Dawkins expresses skepticism at the Church’s mission to build a bridge between science and theology with the use of philosophy. “There is nothing to build a bridge to,” he says. “Theology is a complete and utter non­subject.” At one point in my talk with Dawkins, Father George Coyne, the well-respected retired head of the Vatican Observatory (and, as such, a former member of the Academy of Sciences), becomes the subject of conversation.

“I met him a few weeks ago and liked him very much,” Dawkins says. “And he said to me that there is absolutely no reason whatsoever to believe in God, and so I said, ‘Why do you believe in God?’ and he said: ‘It’s quite simple. I was brought up Catholic.’ When I think about good scientists — and some are devoutly religious and many of them are Catholic, Jesuit brothers and priests, for instance — I can never make out whether they are compartmentalizing their minds. Sometimes if you press them, it turns out that what they believe is something very different from what it says in the Creed. It turns out that all they really believe is that there is some deeply mysterious unknown at the root of the universe.”

Dawkins’s comments stuck with me.
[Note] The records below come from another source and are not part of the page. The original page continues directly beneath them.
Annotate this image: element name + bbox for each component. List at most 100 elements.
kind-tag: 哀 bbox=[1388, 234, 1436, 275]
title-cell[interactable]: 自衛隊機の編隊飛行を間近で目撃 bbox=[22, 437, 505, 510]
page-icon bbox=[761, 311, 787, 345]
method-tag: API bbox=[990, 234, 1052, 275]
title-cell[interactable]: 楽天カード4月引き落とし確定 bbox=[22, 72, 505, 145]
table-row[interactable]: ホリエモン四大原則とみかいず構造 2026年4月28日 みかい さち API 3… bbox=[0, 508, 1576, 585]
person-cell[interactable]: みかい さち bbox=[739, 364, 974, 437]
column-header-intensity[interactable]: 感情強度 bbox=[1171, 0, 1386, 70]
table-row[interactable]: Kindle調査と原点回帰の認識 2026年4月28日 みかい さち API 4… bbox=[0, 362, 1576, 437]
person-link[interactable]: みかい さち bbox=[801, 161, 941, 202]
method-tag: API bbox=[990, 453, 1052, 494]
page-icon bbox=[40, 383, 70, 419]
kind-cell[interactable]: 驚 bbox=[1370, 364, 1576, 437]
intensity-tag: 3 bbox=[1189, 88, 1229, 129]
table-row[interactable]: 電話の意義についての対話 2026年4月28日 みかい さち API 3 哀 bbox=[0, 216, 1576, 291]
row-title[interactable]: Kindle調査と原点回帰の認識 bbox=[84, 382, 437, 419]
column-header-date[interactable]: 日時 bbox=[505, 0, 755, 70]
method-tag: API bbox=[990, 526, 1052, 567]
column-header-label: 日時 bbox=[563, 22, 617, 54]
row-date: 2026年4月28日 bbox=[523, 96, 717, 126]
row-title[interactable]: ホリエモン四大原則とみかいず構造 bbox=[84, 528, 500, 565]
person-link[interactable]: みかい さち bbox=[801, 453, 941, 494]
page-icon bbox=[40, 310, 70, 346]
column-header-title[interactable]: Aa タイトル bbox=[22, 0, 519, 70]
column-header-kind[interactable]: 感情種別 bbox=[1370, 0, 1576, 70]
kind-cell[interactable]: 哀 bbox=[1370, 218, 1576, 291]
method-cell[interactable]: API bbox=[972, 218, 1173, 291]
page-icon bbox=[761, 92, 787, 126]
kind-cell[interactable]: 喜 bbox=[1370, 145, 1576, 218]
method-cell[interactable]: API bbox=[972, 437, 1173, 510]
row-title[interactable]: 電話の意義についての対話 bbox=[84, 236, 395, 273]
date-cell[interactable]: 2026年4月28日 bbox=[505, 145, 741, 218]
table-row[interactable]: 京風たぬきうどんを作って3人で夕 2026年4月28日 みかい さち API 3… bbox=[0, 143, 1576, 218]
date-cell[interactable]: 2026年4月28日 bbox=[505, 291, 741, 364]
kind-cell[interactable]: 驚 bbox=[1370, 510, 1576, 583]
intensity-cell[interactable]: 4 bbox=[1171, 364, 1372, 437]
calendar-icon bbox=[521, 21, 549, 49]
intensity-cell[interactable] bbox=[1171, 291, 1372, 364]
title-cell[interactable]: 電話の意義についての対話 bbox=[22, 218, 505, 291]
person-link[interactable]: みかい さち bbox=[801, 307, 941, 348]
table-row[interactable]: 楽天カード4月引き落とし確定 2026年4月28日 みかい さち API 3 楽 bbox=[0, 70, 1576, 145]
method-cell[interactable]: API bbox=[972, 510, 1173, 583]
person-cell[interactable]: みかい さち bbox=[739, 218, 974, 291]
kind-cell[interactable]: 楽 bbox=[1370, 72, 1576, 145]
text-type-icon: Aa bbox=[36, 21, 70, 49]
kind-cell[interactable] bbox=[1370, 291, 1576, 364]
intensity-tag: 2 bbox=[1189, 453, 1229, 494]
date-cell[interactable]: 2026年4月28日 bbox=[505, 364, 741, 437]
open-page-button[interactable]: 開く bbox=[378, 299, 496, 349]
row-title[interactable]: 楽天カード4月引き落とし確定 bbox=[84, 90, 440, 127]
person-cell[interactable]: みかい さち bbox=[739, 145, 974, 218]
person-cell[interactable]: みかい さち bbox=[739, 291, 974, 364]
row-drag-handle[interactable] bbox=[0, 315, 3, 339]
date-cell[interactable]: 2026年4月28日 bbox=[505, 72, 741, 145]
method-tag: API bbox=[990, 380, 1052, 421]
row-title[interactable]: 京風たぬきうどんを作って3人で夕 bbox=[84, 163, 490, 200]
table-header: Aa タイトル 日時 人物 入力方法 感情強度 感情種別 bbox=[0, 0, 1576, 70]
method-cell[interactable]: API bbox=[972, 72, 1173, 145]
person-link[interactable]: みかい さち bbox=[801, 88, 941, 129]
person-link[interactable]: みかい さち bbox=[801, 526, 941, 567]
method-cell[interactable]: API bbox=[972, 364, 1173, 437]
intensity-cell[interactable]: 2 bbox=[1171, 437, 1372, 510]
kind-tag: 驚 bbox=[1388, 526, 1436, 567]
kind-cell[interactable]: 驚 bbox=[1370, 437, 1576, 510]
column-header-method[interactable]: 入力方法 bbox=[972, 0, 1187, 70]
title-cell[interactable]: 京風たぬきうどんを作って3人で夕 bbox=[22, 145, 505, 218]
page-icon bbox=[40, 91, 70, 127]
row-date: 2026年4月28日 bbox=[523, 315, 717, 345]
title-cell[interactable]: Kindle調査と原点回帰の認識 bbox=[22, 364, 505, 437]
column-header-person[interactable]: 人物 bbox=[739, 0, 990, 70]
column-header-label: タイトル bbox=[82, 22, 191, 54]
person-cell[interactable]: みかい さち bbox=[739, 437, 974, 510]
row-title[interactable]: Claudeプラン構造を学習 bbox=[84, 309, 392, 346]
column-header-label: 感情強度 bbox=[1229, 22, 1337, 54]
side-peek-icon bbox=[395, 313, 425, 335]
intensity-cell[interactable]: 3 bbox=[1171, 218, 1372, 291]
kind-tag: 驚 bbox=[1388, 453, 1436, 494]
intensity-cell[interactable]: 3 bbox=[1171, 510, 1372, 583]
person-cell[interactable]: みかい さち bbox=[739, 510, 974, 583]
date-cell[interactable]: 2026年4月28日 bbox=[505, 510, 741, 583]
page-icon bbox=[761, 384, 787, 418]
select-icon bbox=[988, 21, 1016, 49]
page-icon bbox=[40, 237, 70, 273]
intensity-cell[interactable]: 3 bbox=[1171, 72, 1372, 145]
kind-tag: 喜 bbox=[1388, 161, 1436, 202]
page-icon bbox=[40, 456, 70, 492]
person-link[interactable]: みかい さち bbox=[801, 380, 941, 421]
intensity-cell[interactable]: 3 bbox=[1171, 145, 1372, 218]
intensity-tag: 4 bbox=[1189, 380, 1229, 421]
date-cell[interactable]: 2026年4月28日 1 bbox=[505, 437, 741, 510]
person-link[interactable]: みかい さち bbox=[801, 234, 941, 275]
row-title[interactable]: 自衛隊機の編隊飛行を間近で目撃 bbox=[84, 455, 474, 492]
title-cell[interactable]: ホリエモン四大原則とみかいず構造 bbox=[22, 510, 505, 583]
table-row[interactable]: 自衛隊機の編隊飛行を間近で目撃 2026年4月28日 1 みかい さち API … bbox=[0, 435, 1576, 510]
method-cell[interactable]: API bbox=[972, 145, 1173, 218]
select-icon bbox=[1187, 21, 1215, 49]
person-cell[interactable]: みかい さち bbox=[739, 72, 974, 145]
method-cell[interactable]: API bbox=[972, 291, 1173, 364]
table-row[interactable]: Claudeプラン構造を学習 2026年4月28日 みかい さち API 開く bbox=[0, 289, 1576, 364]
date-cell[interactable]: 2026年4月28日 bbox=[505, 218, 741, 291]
In the many interviews I had with priests, each expressed a sophisticated theology that seemed far more abstract than what you might find occupying the mind of an average believer. Is belief in a deeply mysterious unknown root of the universe such a bad thing for science, even if it is perceived through the framework of Christian concepts and imagery?

“I did not tell Richard Dawkins that there was no reason to believe in God,” says Coyne, who counts Dawkins a friend. “I said reasons are not adequate. Faith is not irrational, it is arational; it goes beyond reason. It doesn’t contradict reason. So my take is precisely that faith, to me, is a gift from God. I didn’t reason to it, I didn’t merit it — it was given to me as a gift through my family and my teachers.... My science helps to enrich that gift from God, because I see in his creation what a marvelous and loving god he is. For instance, by making the universe an evolutionary universe — he didn’t make it a ready-made, like a washing machine or a car — he made it a universe that has in it a participation of creativity. Dawkins’s real question to me should be, ‘How come you have the gift of faith and I don’t?’ And that’s an embarrassment for me. The only thing I can say is that either you have it and don’t know it, or God works with each of us differently, and God does not deny that gift to anybody. I firmly believe that.”